At 64, Hanks is now a grand old man of American TV and cinema, having carved out a niche playing a wide variety of everymen (and even Mr. Rogers), and Greyhound is no exception. In truth, Hanks is perhaps 20 years or more too old to play a WWII naval officer who just got his first command — even one who’s sailed a desk for 20 years in peacetime — but that’s immaterial. As Krause, he’s commanding and yet still with a glint of kindness, as a man who lives mostly on coffee and even eschews sitting down until he’s concluded his mission.
Greyhound is a pulse-pounder, and the battle-scene CGI is seamless and has the weight of reality (they did shoot on a real ship, too, the restored USS Kidd, now a museum ship in Baton Rouge, Louisiana).
My dad, Fred O’Hare (seen at right), served in the Navy in the Atlantic in WWII, on a ship protecting convoys just like this and facing the same danger from U-boats.
It’s a shame he didn’t quite live long enough to see Greyhound. Most WWII battle-at-sea movies are set in the Pacific, and, as he pointed out when I tried to follow up a gift of Band of Brothers DVDs with ones of The Pacific, “Not my war.”

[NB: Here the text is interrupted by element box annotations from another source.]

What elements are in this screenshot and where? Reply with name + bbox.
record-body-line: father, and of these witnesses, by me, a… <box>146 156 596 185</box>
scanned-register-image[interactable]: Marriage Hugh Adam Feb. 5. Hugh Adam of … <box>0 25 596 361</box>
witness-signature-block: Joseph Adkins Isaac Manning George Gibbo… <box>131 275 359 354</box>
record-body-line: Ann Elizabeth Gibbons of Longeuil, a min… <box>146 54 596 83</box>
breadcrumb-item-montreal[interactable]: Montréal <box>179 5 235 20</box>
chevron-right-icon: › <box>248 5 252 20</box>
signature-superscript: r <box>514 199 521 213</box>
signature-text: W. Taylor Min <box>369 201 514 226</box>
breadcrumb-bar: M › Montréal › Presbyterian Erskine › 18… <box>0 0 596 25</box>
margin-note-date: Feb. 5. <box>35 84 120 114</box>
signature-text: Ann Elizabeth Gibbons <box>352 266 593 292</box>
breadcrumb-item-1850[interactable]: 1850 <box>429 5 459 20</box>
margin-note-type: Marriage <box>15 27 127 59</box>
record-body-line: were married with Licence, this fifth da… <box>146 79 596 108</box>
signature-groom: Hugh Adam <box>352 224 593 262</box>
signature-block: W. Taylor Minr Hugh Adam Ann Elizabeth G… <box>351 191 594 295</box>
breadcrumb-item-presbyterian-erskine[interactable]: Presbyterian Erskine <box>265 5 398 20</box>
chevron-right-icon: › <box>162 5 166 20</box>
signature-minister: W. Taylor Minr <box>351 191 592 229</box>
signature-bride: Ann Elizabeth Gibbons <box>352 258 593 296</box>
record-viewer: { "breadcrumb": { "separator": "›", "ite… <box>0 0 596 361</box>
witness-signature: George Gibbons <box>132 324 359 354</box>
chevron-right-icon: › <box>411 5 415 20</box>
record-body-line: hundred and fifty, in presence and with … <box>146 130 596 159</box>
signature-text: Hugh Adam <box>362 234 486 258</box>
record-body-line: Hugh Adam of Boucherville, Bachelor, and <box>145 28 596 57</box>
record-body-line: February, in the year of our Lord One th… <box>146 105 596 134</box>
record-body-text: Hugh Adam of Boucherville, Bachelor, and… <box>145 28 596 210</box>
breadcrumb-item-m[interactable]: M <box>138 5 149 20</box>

Capt. Krause isn’t a top admiral or high-level naval strategist (although he’s a deft hand at maneuvering his ship). He’s what King Henry V describes in Shakespeare’s play:
Let me speak proudly: tell the constableWe are but warriors for the working day;Our gayness and our gilt are all besmirchedWith rainy marching in the painful field.There’s not a piece of feather in our host—Good argument, I hope, we will not fly—And time hath worn us into slovenry.But, by the Mass, our hearts are in the trim …
Hanks admitted to being “heartbroken” that Greyhound isn’t opening on the big screen, and I can only imagine what the battle sound effects would have felt like in a theater. It’s also a shame that it’s on Apple TV+ rather than one of the broader services like Netflix or Hulu. I don’t have Apple TV+ (or any Apple devices) but watched courtesy of a press screener. Otherwise, I wouldn’t have seen it at all.
But if you buy an Apple device, you get a year of the Apple TV+ service free. There is also a 7-day free trial, and it costs $4.99 a month after that.
Content notes: There is no sex or nudity; there’s violence but not a lot of blood shown; and there’s one f-bomb (quickly apologized for).